Illegal logging has been a hot topic in Cambodia in recent months. It’s a practice that has expanded as it has become more profitable – there’s significant international demand for the fine-grained lumber from rosewood trees, which is used in a wide variety of ways, from the production of furniture in China to musical instruments to be sold in the United States.

However, activists say the logging of these rare trees causes significant environmental degradation, and it has undoubtedly contributed to Cambodia’s rapid deforestation rate, the third highest in the world according to the U.N. Food and Agriculture Organization. Officially, the trees are protected by law. Unofficially, the underground business of logging is thriving in Cambodia. Indeed, the trade can be so lucrative that Cambodian loggers have been traversing the border into Thailand to cut down their rosewood trees, a growing concern to both Phnom Penh and Bangkok; Thai border guards routinely shoot and kill Cambodian loggers.

Another source of illegal logging is undertaken by companies who have been granted land concessions by the government. Activists like Chut Wutty have claimed that when enough money changes hands, official protection of the trees means little. Chut Wutty’s wife believes that her husband’s death was a plot by wealthy Cambodians who felt threatened by her husband’s activities.

“I think there were third persons involved with my husband’s killing. They prepared a plot to kill him because his work was affecting their interests. Those people were not happy with my husband and his work…so they planned to kill him when he went there again,” she told the Phnom Penh Post.

Yet if a cover up over logging and corruption was the intention, Chut Wutty’s death has had the opposite effect: it has been the lead story of both local newspapers every day since the shooting, including The Cambodia Daily, whose reporters with Chut Wutty in Koh Kong.

As a result of all this, the Cambodian government is likely to have to deal with logging directly in the coming weeks and months.

Meanwhile, questions have been raised over the dubious police report on the matter. The military policeman who allegedly shot the activist, In Ratana, was also killed.
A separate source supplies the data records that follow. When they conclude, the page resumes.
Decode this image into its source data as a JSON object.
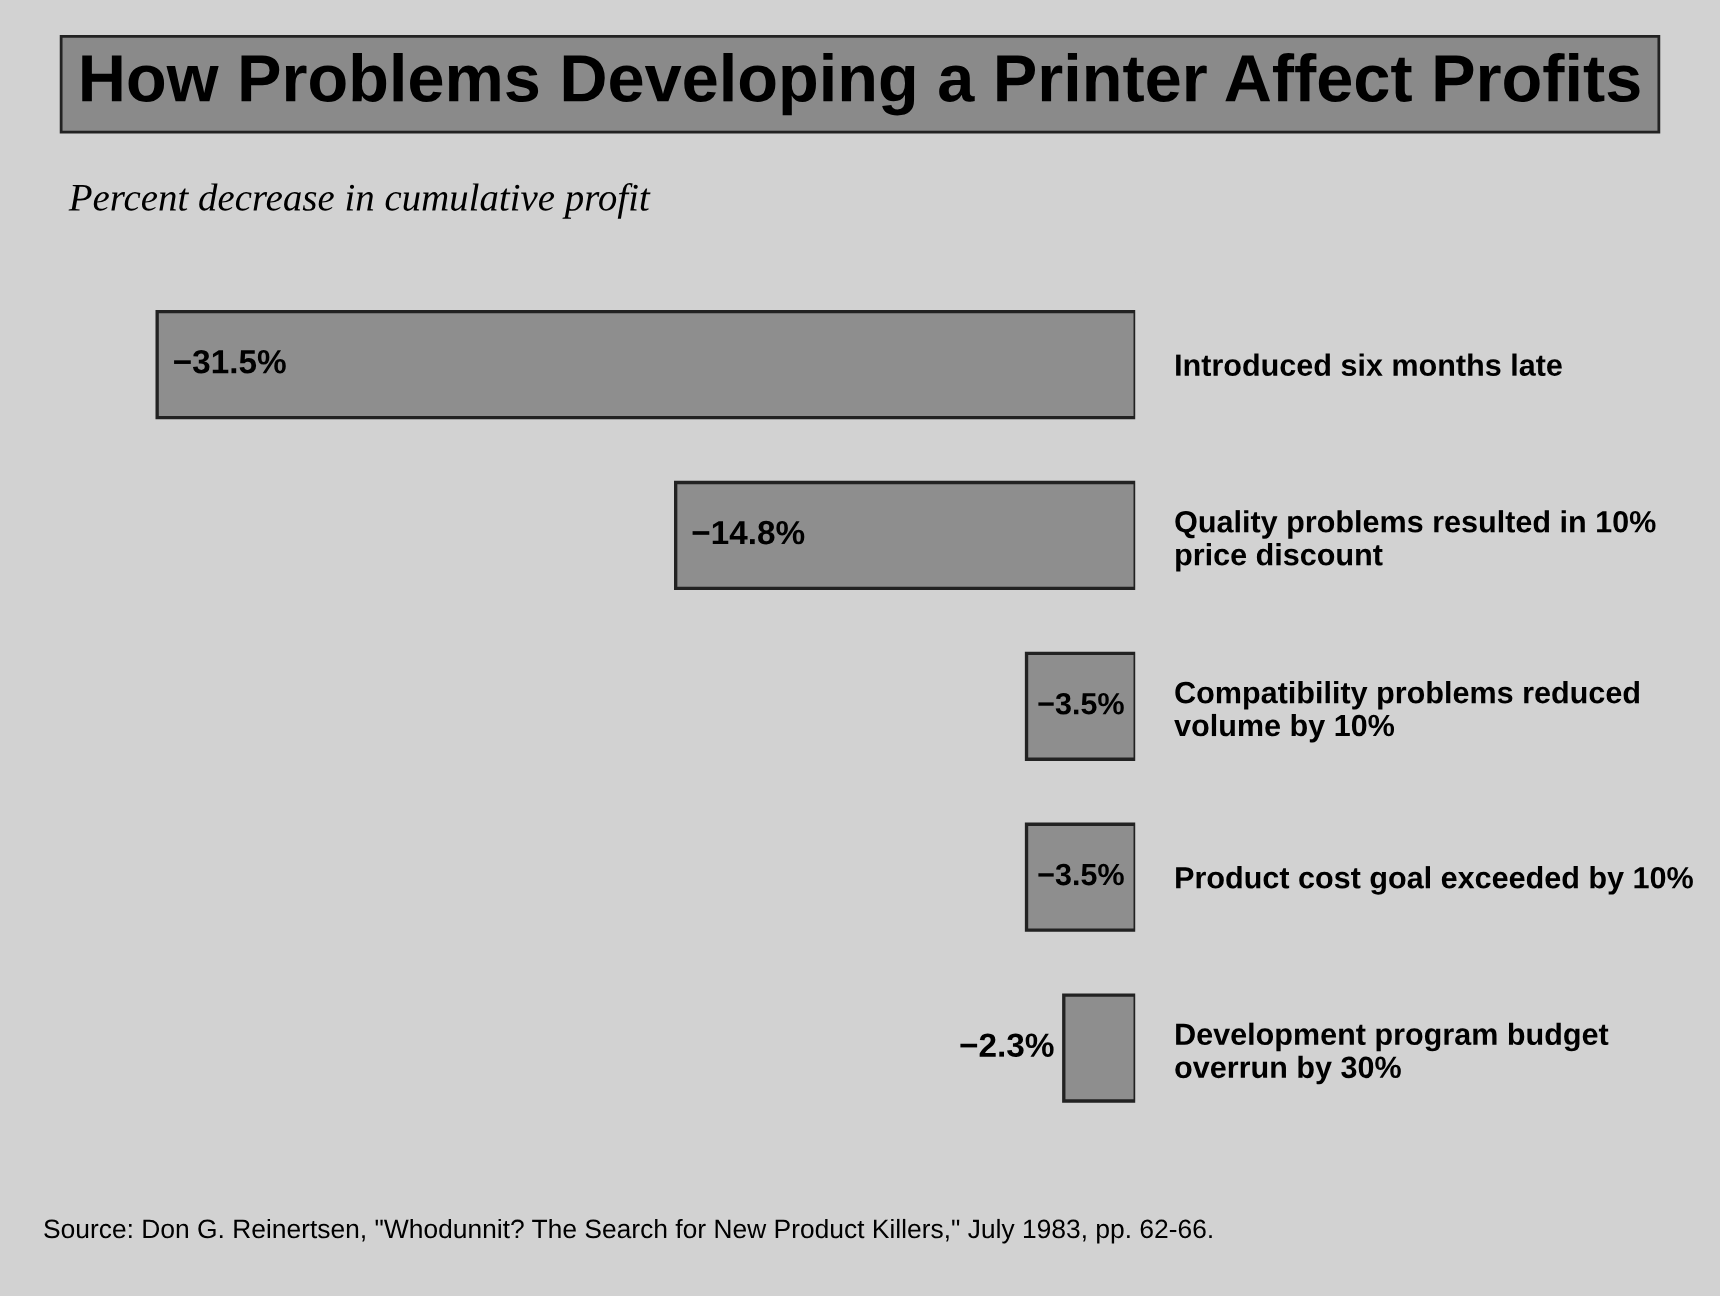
{
  "chart_data": {
    "type": "bar",
    "orientation": "horizontal",
    "title": "How Problems Developing a Printer Affect Profits",
    "subtitle": "Percent decrease in cumulative profit",
    "categories": [
      "Introduced six months late",
      "Quality problems resulted in 10% price discount",
      "Compatibility problems reduced volume by 10%",
      "Product cost goal exceeded by 10%",
      "Development program budget overrun by 30%"
    ],
    "values": [
      -31.5,
      -14.8,
      -3.5,
      -3.5,
      -2.3
    ],
    "value_labels": [
      "−31.5%",
      "−14.8%",
      "−3.5%",
      "−3.5%",
      "−2.3%"
    ],
    "color": "#8e8e8e",
    "annotations": [
      "Source: Don G. Reinertsen, \"Whodunnit? The Search for New Product Killers,\" July 1983, pp. 62-66."
    ],
    "grid": false,
    "legend": false
  }
}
The preliminary report indicated that a bullet ricocheted off of Chut Wutty’s car and hit the policeman. However, it was later reported that In Ratana shot himself twice with his own AK-47 in an attempt at suicide: once in the stomach, and once in the chest.

Muddying the picture still further is the fact that the two female journalists accompanying Chut Wutty – Ukrainian/Canadian national Olesia Plokhii and native Khmer Phorn Bopha – were taken into police custody, after which they offered unclear reports of the night’s events to The Cambodia Daily. According to the journalists, they only heard two shots fired yet despite being only meters away they said they didn’t know for certain who fired the bullets.

The Cambodian government has announced that it will form a committee to investigate the events of the evening. However, the longer this drags on, the more questions will be asked. Is someone being protected by the military police and/or government? Why would In Ratana decide to end his own life? How many bullets were actually fired? And will there be statements from the two journalists?

Sadly, it seems quite possible that several hours of Cambodian police interrogation may mean that the truth of what happened will never be known.